Taking Advantage of the Beat
The use of music in aerobic exercise is not just a detraction to keep the
participants' minds off the struggle of exercise. Using proper music
can boost the body's ability to do more exercise for longer periods of time.
How to take advantage of this in spinning®? Here's what I have
observed. In general, this effect will come naturally. And that
is why spinning® classes have music. But to get the optimal effect of
the music's beat, one needs to pedal exactly to the beat of the music.
Most music has a background of drumbeats. By pedaling to the
drumbeats, the endurance producing effect of the music can be maximized. It doesn't
have to be pedaling to each beat of the bass sound -- it can be to every other beat -- or
every third beat, etc... but
it should done in synchronization to a definite beat.
What I find is that when I pedal slower or faster than the natural beat of the music, it becomes more difficult.
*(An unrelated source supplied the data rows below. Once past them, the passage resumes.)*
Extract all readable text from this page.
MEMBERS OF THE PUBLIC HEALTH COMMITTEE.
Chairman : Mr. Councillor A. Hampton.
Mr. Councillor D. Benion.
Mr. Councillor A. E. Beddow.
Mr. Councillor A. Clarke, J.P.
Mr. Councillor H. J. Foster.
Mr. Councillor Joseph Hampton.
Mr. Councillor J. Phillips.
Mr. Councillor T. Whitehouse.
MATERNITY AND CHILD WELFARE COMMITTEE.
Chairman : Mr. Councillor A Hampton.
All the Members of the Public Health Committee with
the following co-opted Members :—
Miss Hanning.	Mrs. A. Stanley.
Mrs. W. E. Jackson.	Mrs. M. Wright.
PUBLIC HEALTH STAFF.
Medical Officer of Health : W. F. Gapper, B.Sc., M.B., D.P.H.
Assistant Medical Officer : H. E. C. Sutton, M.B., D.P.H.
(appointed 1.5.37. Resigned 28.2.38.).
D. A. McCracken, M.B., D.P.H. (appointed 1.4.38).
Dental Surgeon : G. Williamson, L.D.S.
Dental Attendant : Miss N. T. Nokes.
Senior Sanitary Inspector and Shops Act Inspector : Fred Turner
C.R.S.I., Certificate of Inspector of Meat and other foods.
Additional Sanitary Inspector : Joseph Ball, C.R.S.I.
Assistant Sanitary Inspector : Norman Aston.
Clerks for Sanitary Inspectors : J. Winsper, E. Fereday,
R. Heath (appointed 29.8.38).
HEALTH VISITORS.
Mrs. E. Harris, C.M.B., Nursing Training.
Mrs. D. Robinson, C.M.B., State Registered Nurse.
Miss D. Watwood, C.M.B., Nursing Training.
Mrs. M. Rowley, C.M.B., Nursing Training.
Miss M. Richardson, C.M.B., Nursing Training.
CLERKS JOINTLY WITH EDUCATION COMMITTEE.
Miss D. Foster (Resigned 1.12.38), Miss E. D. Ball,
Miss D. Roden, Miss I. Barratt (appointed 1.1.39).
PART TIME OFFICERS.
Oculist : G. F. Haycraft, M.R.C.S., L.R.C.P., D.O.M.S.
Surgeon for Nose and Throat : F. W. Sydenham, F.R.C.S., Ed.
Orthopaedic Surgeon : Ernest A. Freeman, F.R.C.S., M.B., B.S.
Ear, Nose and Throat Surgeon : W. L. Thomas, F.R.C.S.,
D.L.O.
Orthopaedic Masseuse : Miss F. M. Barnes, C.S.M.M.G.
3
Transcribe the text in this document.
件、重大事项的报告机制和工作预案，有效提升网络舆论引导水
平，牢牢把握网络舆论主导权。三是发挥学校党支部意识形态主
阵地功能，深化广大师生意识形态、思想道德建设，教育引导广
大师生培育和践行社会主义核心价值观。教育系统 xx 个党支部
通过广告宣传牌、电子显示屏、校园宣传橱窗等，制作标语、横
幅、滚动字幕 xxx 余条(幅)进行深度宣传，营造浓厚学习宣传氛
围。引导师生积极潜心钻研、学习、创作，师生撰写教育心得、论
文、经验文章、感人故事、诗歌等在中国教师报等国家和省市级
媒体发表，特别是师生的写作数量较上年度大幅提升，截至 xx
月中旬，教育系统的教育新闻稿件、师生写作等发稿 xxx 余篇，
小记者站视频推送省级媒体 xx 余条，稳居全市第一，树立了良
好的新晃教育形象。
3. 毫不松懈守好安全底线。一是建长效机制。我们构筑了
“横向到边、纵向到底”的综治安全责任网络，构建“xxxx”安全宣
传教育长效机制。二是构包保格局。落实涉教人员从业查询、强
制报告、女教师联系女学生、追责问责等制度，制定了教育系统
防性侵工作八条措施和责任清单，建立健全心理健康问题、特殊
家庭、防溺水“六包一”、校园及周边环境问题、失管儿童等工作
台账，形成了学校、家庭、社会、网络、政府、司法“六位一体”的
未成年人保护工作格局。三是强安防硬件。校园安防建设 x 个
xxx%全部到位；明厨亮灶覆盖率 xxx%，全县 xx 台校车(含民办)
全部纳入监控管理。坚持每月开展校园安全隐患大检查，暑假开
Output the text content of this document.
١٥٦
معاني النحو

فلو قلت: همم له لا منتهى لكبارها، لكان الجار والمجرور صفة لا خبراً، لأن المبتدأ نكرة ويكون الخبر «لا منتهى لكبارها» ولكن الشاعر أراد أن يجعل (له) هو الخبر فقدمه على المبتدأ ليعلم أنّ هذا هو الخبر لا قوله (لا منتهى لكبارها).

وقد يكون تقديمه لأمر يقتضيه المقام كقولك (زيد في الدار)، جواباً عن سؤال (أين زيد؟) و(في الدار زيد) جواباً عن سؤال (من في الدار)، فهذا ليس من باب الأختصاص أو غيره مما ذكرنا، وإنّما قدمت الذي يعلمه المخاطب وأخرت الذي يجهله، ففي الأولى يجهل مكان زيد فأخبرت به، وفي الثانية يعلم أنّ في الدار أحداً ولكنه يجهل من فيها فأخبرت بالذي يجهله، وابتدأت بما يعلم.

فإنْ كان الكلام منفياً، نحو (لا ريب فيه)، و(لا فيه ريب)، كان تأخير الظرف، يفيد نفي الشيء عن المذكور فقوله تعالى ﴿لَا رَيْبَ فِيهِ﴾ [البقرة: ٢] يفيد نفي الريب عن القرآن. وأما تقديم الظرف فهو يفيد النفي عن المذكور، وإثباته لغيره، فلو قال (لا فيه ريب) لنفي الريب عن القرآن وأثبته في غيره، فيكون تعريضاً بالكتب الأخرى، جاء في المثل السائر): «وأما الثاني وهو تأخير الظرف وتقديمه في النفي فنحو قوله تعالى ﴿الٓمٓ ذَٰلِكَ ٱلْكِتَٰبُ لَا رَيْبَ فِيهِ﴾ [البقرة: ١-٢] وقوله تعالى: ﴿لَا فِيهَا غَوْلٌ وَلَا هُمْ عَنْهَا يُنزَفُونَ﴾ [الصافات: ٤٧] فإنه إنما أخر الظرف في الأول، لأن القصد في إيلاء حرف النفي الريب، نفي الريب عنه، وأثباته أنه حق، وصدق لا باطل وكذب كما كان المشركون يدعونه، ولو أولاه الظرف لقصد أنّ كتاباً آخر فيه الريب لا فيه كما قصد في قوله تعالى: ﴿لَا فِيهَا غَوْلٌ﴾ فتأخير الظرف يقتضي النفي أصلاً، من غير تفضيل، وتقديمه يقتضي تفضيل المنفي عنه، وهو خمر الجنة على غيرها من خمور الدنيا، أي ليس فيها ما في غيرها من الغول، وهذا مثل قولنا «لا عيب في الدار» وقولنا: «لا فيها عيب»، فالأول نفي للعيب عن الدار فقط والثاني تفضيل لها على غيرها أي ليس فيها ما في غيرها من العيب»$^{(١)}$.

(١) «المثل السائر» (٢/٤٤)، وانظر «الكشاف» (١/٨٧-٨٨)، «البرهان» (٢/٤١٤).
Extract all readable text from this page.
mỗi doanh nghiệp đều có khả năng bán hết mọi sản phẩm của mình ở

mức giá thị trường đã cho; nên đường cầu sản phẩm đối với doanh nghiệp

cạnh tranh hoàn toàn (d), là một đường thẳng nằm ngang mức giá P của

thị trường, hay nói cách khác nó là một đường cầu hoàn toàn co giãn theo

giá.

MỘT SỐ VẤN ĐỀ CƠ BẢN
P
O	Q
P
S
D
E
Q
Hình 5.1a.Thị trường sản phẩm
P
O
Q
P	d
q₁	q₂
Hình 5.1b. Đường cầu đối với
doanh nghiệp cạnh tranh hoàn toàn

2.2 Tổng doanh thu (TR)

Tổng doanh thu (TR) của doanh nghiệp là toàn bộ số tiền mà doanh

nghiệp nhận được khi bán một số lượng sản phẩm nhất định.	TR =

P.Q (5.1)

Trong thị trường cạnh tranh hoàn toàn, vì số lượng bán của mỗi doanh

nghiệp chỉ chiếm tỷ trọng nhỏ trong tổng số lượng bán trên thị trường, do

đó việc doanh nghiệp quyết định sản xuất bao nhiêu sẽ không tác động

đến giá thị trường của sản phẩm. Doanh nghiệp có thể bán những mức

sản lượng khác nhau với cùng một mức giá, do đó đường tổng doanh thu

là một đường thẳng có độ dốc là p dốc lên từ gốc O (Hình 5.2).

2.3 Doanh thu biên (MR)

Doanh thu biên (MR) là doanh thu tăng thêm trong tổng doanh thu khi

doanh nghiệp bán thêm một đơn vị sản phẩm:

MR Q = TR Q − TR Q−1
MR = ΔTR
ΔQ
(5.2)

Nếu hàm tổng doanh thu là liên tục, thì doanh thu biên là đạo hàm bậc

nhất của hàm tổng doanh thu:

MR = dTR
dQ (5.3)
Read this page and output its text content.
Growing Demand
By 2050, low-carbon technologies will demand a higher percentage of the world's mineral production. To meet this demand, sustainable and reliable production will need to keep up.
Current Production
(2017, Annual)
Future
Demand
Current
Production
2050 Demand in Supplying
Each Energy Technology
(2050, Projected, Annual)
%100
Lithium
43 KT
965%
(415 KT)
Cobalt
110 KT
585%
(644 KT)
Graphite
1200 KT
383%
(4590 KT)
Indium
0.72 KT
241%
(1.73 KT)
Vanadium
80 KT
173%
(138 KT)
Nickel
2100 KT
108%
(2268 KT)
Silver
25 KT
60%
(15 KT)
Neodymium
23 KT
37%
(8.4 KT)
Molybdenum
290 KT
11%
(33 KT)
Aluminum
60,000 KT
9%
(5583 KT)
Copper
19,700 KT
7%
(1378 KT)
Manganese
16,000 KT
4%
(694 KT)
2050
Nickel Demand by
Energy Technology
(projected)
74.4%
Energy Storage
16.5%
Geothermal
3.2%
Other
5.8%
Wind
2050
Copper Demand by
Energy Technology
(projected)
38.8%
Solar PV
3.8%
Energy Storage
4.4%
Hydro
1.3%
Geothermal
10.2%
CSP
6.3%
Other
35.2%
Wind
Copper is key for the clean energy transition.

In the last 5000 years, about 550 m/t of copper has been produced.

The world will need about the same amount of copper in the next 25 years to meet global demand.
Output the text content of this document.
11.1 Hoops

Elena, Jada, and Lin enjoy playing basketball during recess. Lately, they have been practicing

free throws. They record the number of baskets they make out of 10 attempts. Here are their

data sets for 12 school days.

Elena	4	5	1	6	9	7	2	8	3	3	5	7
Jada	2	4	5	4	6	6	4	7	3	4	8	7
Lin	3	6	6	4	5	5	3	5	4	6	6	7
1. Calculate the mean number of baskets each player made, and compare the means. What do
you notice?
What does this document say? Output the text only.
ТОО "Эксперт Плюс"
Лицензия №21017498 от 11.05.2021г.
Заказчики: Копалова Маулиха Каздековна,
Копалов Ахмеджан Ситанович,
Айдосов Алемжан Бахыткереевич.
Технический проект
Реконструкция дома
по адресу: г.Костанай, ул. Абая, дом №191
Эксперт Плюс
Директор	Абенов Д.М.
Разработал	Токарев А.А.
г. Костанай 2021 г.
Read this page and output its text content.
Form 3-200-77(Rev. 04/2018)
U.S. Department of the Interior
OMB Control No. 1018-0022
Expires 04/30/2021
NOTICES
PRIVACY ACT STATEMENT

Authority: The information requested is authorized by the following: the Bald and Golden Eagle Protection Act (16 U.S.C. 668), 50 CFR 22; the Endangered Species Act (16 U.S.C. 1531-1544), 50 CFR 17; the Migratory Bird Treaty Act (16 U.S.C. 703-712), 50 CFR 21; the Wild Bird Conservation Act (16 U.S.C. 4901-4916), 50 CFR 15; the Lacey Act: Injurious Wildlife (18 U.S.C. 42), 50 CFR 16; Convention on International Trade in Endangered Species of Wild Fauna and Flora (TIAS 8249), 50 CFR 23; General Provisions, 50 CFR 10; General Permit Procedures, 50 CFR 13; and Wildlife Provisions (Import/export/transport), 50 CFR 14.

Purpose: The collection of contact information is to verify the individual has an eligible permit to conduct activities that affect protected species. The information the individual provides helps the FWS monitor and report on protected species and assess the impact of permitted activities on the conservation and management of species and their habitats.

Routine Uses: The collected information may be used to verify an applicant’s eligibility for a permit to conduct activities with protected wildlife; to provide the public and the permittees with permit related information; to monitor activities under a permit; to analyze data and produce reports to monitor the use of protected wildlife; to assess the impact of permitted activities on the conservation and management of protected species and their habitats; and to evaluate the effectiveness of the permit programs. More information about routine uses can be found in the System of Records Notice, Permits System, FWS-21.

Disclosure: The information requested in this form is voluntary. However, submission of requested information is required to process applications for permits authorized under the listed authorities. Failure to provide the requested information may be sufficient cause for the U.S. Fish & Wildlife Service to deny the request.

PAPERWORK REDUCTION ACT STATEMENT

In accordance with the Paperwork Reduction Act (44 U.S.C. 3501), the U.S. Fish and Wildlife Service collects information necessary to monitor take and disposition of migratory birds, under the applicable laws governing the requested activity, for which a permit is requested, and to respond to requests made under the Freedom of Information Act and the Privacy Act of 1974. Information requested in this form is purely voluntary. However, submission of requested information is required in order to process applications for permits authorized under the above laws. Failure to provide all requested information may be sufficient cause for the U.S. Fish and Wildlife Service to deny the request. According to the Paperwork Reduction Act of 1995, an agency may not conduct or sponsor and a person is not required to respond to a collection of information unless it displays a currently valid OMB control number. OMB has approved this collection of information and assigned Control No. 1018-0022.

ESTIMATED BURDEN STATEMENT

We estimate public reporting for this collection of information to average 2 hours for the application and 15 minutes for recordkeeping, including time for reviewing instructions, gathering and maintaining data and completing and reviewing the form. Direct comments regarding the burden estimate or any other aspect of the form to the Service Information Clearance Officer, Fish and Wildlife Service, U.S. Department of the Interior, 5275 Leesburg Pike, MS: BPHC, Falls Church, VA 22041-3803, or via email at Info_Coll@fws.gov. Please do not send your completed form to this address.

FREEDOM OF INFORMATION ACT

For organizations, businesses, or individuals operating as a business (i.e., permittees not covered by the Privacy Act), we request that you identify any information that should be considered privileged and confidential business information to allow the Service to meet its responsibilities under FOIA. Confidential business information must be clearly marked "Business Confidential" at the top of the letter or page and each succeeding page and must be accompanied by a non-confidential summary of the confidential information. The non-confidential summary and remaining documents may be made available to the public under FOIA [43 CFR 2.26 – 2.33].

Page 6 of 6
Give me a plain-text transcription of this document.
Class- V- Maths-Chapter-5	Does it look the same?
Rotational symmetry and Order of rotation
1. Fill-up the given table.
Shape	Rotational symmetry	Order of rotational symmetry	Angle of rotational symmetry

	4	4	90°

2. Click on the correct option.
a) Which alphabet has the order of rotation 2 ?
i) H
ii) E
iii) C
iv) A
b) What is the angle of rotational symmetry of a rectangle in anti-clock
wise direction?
Not that it is more difficult ergonomically, but rather it is not as comfortable.
The effect is that the spinning® participants will be able to get into a zone, the same as the long distance runners do. They just forget that they are working out...
There is a side effect of this, however --- endorphin-aided training is addictive. If you get use to a class where the teacher uses heavy beat-oriented spinning® music and go to a more normal class, it may result in a loss of ability to maximize your workout. The bottom line is that you have to have a plan. What do you want to gain out of your effort in spinning® class? Do you go to class to get a standard dose of exercise? Are you on a program to increase your capabilities? It makes a difference. To increase your performance requires a change in your workout. If you are happy with the status quo, stay where you are with your workout. It is your body and your workout and you need to decide what you need.
Please note that my observations, above, are not backed by clinical studies. They are only observations that I have made over the years while participating in long distance running, mountain climbing, step aerobics and finally spinning®. While running and climbing outdoors, I always noticed that I got better workouts when I used a headset and listened to music. And I also noticed that some music was better than others to workout to. While experimenting with the music selections to be used in teaching spinning® classes, I found that the use of some music made workouts easier than others and that the music selections that did were the ones with distinctive, rhythmic beats whereby the participants could easily synchronize with the beat of the music.